Jawaban itu dipicu oleh pertanyaan anakku, dan sebenarnya juga pertanyaan anak-anak embah yang gak berani tersampaikan. Mengapa di masa pensiun kok Embah masih tetap ngingu sapi? Apa nggak ngrepoti?
Bukankah masa pensiun semestinya lebih banyak bersantai? Kalau perlu embah itu lebih banyak waktu untuk bersantai, berpiknik, atau nengok ke rumah anak-anaknya sembari nungguin putu-putune belajar dan bermain.
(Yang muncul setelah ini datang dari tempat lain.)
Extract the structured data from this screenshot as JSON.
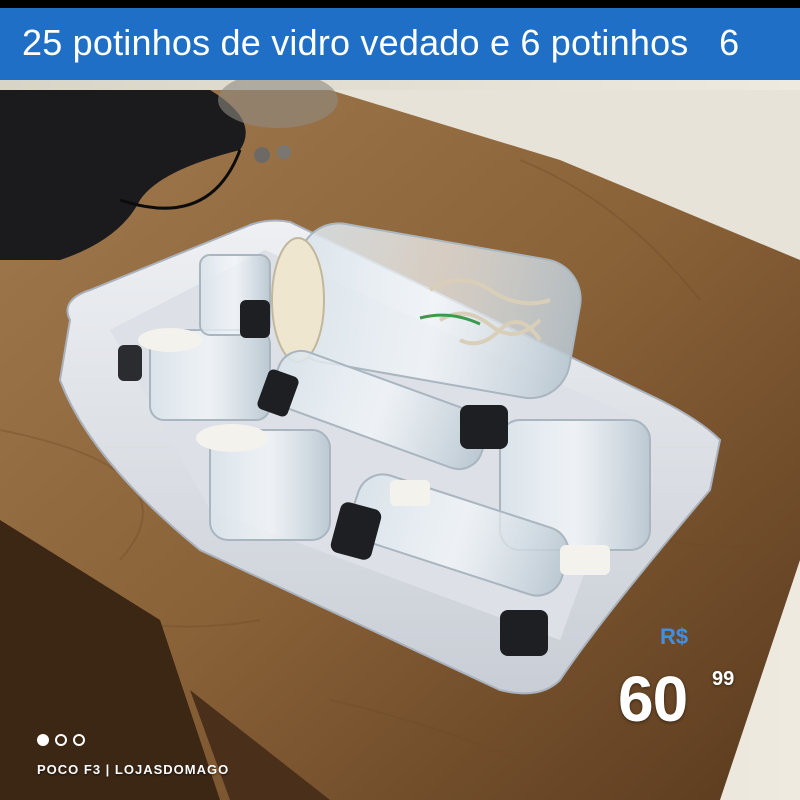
{
  "listing": {
    "title": "25 potinhos de vidro vedado e 6 potinhos   6"
  },
  "price": {
    "currency": "R$",
    "integer": "60",
    "cents": "99"
  },
  "carousel": {
    "dots": [
      "active",
      "inactive",
      "inactive"
    ]
  },
  "photo": {
    "watermark": "POCO F3 | LOJASDOMAGO",
    "description_icon": "product-photo"
  },
  "colors": {
    "banner": "#1f6fc6",
    "currency": "#3f8fe6"
  }
}
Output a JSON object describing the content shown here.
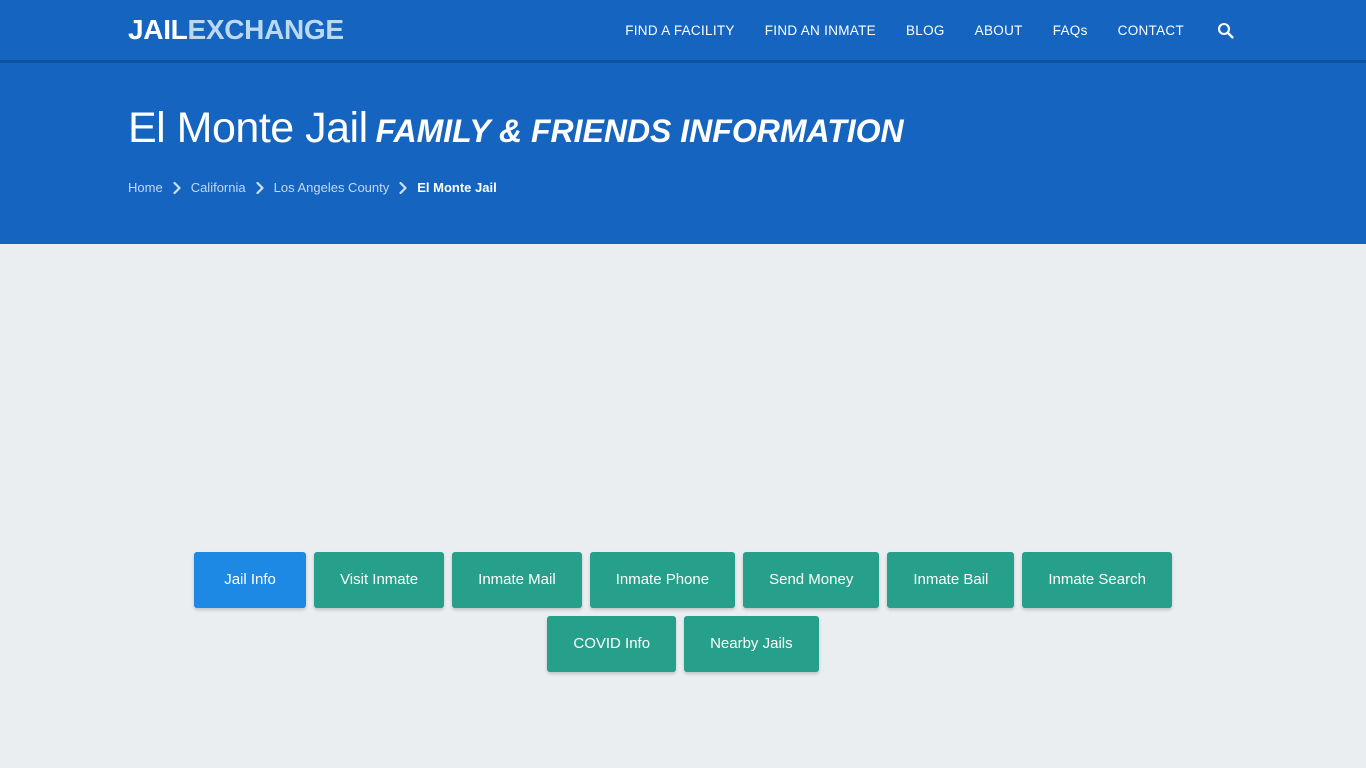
{
  "site": {
    "logo_primary": "JAIL",
    "logo_secondary": "EXCHANGE"
  },
  "nav": {
    "items": [
      {
        "label": "FIND A FACILITY"
      },
      {
        "label": "FIND AN INMATE"
      },
      {
        "label": "BLOG"
      },
      {
        "label": "ABOUT"
      },
      {
        "label": "FAQs"
      },
      {
        "label": "CONTACT"
      }
    ],
    "search_icon": "search-icon"
  },
  "hero": {
    "title_main": "El Monte Jail",
    "title_sub": "FAMILY & FRIENDS INFORMATION",
    "breadcrumb": [
      {
        "label": "Home",
        "current": false
      },
      {
        "label": "California",
        "current": false
      },
      {
        "label": "Los Angeles County",
        "current": false
      },
      {
        "label": "El Monte Jail",
        "current": true
      }
    ],
    "separator_icon": "chevron-right-icon"
  },
  "tabs": {
    "row1": [
      {
        "label": "Jail Info",
        "active": true
      },
      {
        "label": "Visit Inmate",
        "active": false
      },
      {
        "label": "Inmate Mail",
        "active": false
      },
      {
        "label": "Inmate Phone",
        "active": false
      },
      {
        "label": "Send Money",
        "active": false
      },
      {
        "label": "Inmate Bail",
        "active": false
      },
      {
        "label": "Inmate Search",
        "active": false
      }
    ],
    "row2": [
      {
        "label": "COVID Info",
        "active": false
      },
      {
        "label": "Nearby Jails",
        "active": false
      }
    ]
  },
  "colors": {
    "brand_blue": "#1565c0",
    "navbar_divider": "#0f529f",
    "active_tab_blue": "#1e88e5",
    "tab_teal": "#26a08a",
    "body_bg": "#eaeef1",
    "logo_secondary": "#bcd9f2",
    "breadcrumb_link": "#c3d9f0"
  }
}
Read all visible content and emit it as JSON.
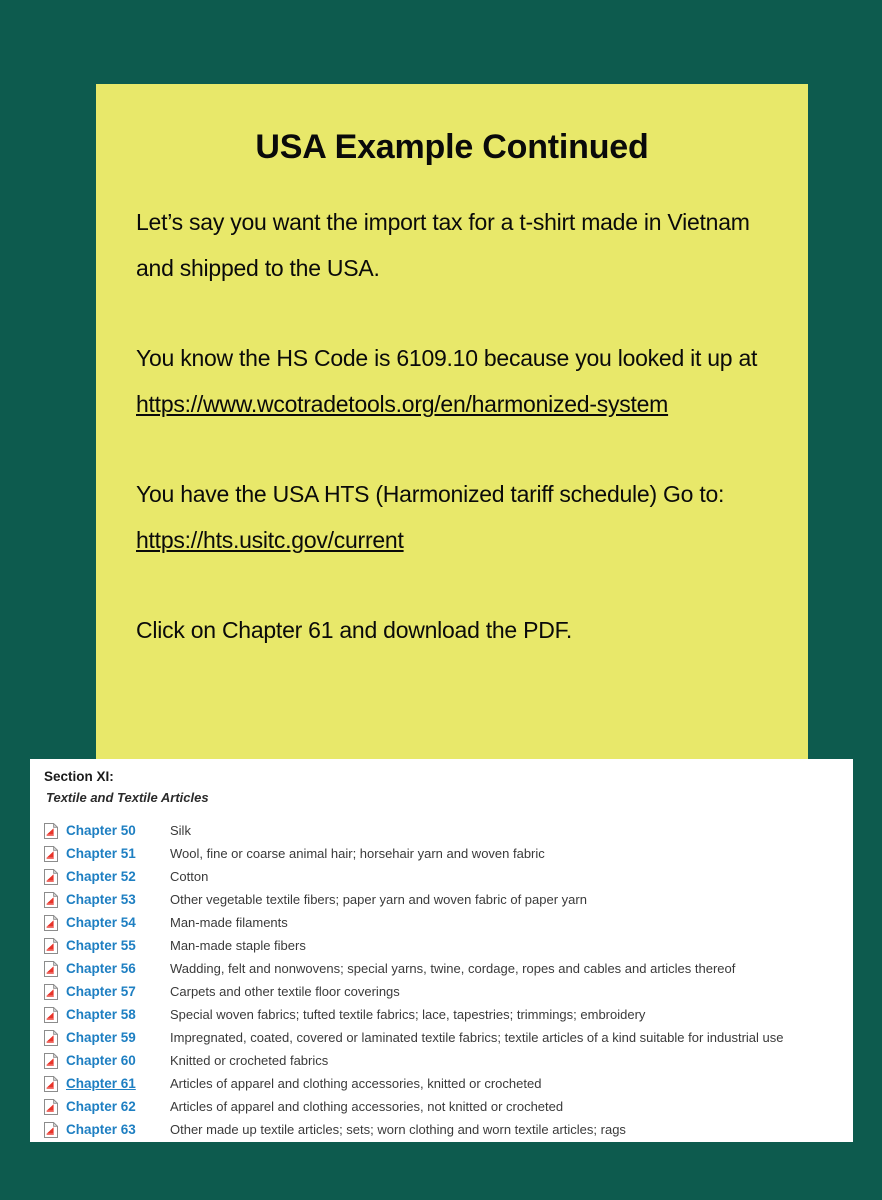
{
  "colors": {
    "background": "#0d5b4e",
    "slide_panel": "#e8e86a",
    "listing_panel": "#ffffff",
    "link_blue": "#1e7fc2",
    "text_black": "#0a0a0a"
  },
  "slide": {
    "title": "USA Example Continued",
    "paragraphs": [
      {
        "id": "intro",
        "segments": [
          {
            "type": "text",
            "value": "Let’s say you want the import tax for a t-shirt made in Vietnam and shipped to the USA."
          }
        ]
      },
      {
        "id": "hs-code",
        "segments": [
          {
            "type": "text",
            "value": "You know the HS Code is 6109.10 because you looked it up at "
          },
          {
            "type": "link",
            "value": "https://www.wcotradetools.org/en/harmonized-system"
          }
        ]
      },
      {
        "id": "hts-schedule",
        "segments": [
          {
            "type": "text",
            "value": "You have the USA HTS (Harmonized tariff schedule) Go to: "
          },
          {
            "type": "link",
            "value": "https://hts.usitc.gov/current"
          }
        ]
      },
      {
        "id": "instruction",
        "segments": [
          {
            "type": "text",
            "value": "Click on Chapter 61 and download the PDF."
          }
        ]
      }
    ]
  },
  "hts_listing": {
    "section_heading": "Section XI:",
    "section_subheading": "Textile and Textile Articles",
    "icon_name": "pdf-file-icon",
    "chapters": [
      {
        "label": "Chapter 50",
        "description": "Silk",
        "active": false
      },
      {
        "label": "Chapter 51",
        "description": "Wool, fine or coarse animal hair; horsehair yarn and woven fabric",
        "active": false
      },
      {
        "label": "Chapter 52",
        "description": "Cotton",
        "active": false
      },
      {
        "label": "Chapter 53",
        "description": "Other vegetable textile fibers; paper yarn and woven fabric of paper yarn",
        "active": false
      },
      {
        "label": "Chapter 54",
        "description": "Man-made filaments",
        "active": false
      },
      {
        "label": "Chapter 55",
        "description": "Man-made staple fibers",
        "active": false
      },
      {
        "label": "Chapter 56",
        "description": "Wadding, felt and nonwovens; special yarns, twine, cordage, ropes and cables and articles thereof",
        "active": false
      },
      {
        "label": "Chapter 57",
        "description": "Carpets and other textile floor coverings",
        "active": false
      },
      {
        "label": "Chapter 58",
        "description": "Special woven fabrics; tufted textile fabrics; lace, tapestries; trimmings; embroidery",
        "active": false
      },
      {
        "label": "Chapter 59",
        "description": "Impregnated, coated, covered or laminated textile fabrics; textile articles of a kind suitable for industrial use",
        "active": false
      },
      {
        "label": "Chapter 60",
        "description": "Knitted or crocheted fabrics",
        "active": false
      },
      {
        "label": "Chapter 61",
        "description": "Articles of apparel and clothing accessories, knitted or crocheted",
        "active": true
      },
      {
        "label": "Chapter 62",
        "description": "Articles of apparel and clothing accessories, not knitted or crocheted",
        "active": false
      },
      {
        "label": "Chapter 63",
        "description": "Other made up textile articles; sets; worn clothing and worn textile articles; rags",
        "active": false
      }
    ]
  }
}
Ya, yang merasa repot sejatinya anak-anak embah. Anak-anak yang sesungguhnya masih manja. Anak-anak yang masih pengen ditunggui embah untuk segala aktivitasnya. Anak-anak yang merasa embah lebih memperhatikan sapi piaraannya, daripada memperhatikan anak-anak dan cucu-cucunya.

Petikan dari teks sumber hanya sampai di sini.